Figure 88: New land classification in Rondonia near Samuel dam (Source: Authors).

The results show a significant quality gain over the earlier classification. There are still some areas of confusion in the exposed soils inside the inundation area, some of which have been classified as burned areas. It is also useful to show the uncertainty map associated with the second model.

# Calculate the uncertainty cube
s2_cube_uncert_v2 <- sits_uncertainty(
  cube = s2_cube_bayes_v2,
  type = "entropy",
  output_dir = "./tempdir/chp12/",
  version = "v2",
  memsize = 16,
  multicores = 4
)

plot(s2_cube_uncert_v2)

Figure 89: Uncertainty map for classification in Rondonia near Samuel dam - improved model (Source: Authors).

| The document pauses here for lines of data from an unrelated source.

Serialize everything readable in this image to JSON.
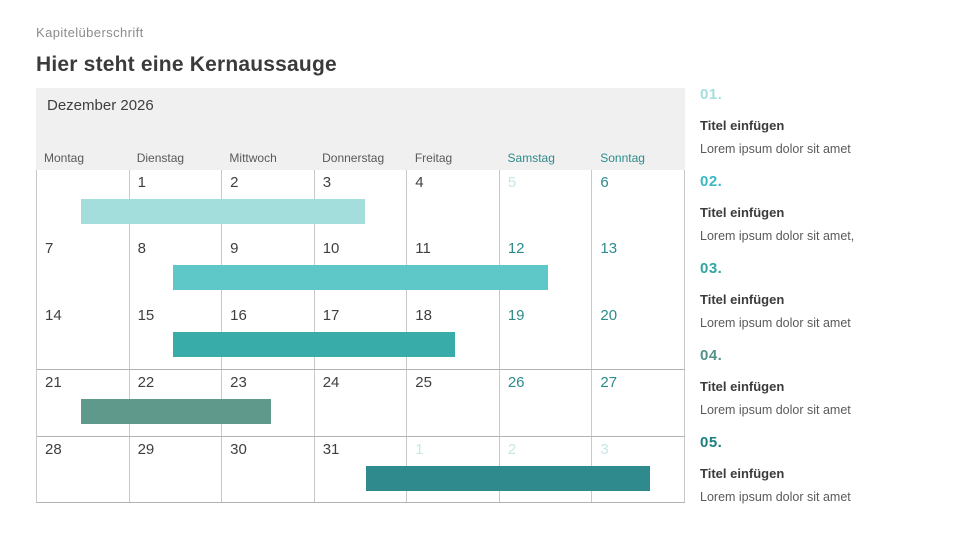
{
  "page": {
    "eyebrow": "Kapitelüberschrift",
    "title": "Hier steht eine Kernaussauge"
  },
  "colors": {
    "accent_teal": "#2E8B8B",
    "header_bg": "#F0F0F0",
    "pale_day": "#C6E7E5"
  },
  "calendar": {
    "month_title": "Dezember 2026",
    "weekday_headers": [
      {
        "label": "Montag",
        "weekend": false
      },
      {
        "label": "Dienstag",
        "weekend": false
      },
      {
        "label": "Mittwoch",
        "weekend": false
      },
      {
        "label": "Donnerstag",
        "weekend": false
      },
      {
        "label": "Freitag",
        "weekend": false
      },
      {
        "label": "Samstag",
        "weekend": true
      },
      {
        "label": "Sonntag",
        "weekend": true
      }
    ],
    "weeks": [
      {
        "rule_above": false,
        "days": [
          {
            "label": "",
            "style": "empty"
          },
          {
            "label": "1",
            "style": "day"
          },
          {
            "label": "2",
            "style": "day"
          },
          {
            "label": "3",
            "style": "day"
          },
          {
            "label": "4",
            "style": "day"
          },
          {
            "label": "5",
            "style": "pale"
          },
          {
            "label": "6",
            "style": "weekend"
          }
        ],
        "bar": {
          "color": "#A3DEDC",
          "start_col": 0.47,
          "end_col": 3.54
        }
      },
      {
        "rule_above": false,
        "days": [
          {
            "label": "7",
            "style": "day"
          },
          {
            "label": "8",
            "style": "day"
          },
          {
            "label": "9",
            "style": "day"
          },
          {
            "label": "10",
            "style": "day"
          },
          {
            "label": "11",
            "style": "day"
          },
          {
            "label": "12",
            "style": "weekend"
          },
          {
            "label": "13",
            "style": "weekend"
          }
        ],
        "bar": {
          "color": "#5EC8C8",
          "start_col": 1.47,
          "end_col": 5.52
        }
      },
      {
        "rule_above": false,
        "days": [
          {
            "label": "14",
            "style": "day"
          },
          {
            "label": "15",
            "style": "day"
          },
          {
            "label": "16",
            "style": "day"
          },
          {
            "label": "17",
            "style": "day"
          },
          {
            "label": "18",
            "style": "day"
          },
          {
            "label": "19",
            "style": "weekend"
          },
          {
            "label": "20",
            "style": "weekend"
          }
        ],
        "bar": {
          "color": "#38ACA8",
          "start_col": 1.47,
          "end_col": 4.52
        }
      },
      {
        "rule_above": true,
        "days": [
          {
            "label": "21",
            "style": "day"
          },
          {
            "label": "22",
            "style": "day"
          },
          {
            "label": "23",
            "style": "day"
          },
          {
            "label": "24",
            "style": "day"
          },
          {
            "label": "25",
            "style": "day"
          },
          {
            "label": "26",
            "style": "weekend"
          },
          {
            "label": "27",
            "style": "weekend"
          }
        ],
        "bar": {
          "color": "#5F998C",
          "start_col": 0.47,
          "end_col": 2.53
        }
      },
      {
        "rule_above": true,
        "days": [
          {
            "label": "28",
            "style": "day"
          },
          {
            "label": "29",
            "style": "day"
          },
          {
            "label": "30",
            "style": "day"
          },
          {
            "label": "31",
            "style": "day"
          },
          {
            "label": "1",
            "style": "pale"
          },
          {
            "label": "2",
            "style": "pale"
          },
          {
            "label": "3",
            "style": "pale"
          }
        ],
        "bar": {
          "color": "#2E8A8C",
          "start_col": 3.55,
          "end_col": 6.62
        }
      }
    ]
  },
  "sidebar": {
    "items": [
      {
        "number": "01.",
        "number_color": "#A5DEDE",
        "title": "Titel einfügen",
        "body": "Lorem ipsum dolor sit amet"
      },
      {
        "number": "02.",
        "number_color": "#3BB9C1",
        "title": "Titel einfügen",
        "body": "Lorem ipsum dolor sit amet,"
      },
      {
        "number": "03.",
        "number_color": "#2FA5A3",
        "title": "Titel einfügen",
        "body": "Lorem ipsum dolor sit amet"
      },
      {
        "number": "04.",
        "number_color": "#55928B",
        "title": "Titel einfügen",
        "body": "Lorem ipsum dolor sit amet"
      },
      {
        "number": "05.",
        "number_color": "#1E7E7E",
        "title": "Titel einfügen",
        "body": "Lorem ipsum dolor sit amet"
      }
    ]
  }
}
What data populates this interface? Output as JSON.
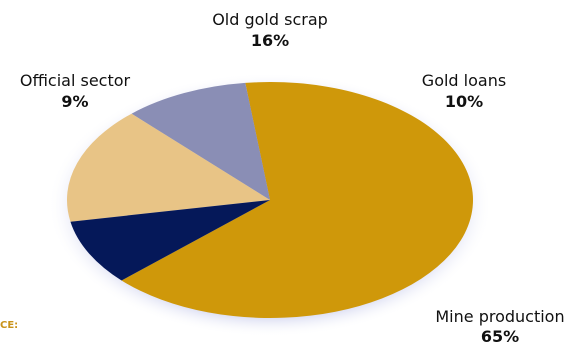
{
  "chart_data": {
    "type": "pie",
    "title": "",
    "source_label": "CE:",
    "slices": [
      {
        "label": "Mine production",
        "value": 65,
        "value_label": "65%",
        "color": "#cf980a"
      },
      {
        "label": "Gold loans",
        "value": 10,
        "value_label": "10%",
        "color": "#8a8eb5"
      },
      {
        "label": "Old gold scrap",
        "value": 16,
        "value_label": "16%",
        "color": "#e8c486"
      },
      {
        "label": "Official sector",
        "value": 9,
        "value_label": "9%",
        "color": "#051859"
      }
    ],
    "legend": "none",
    "label_placement": "outside"
  }
}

As the new uncertainty map shows, there is a significant improvement in the quality of the classification. The remaining areas of high uncertainty are those affected by the contrast between the wet and dry seasons close to the inundation area. These areas are low-laying places that sometimes are covered by water and sometimes are bare soil areas throughout the year, depending on the intensity of the rainy season. To further improve the classification quality, we could obtain new samples of those uncertain areas, label them, and add them to samples. In general, as this Chapter shows, combining uncertainty measurements with active learning is a recommended practice for improving classification results.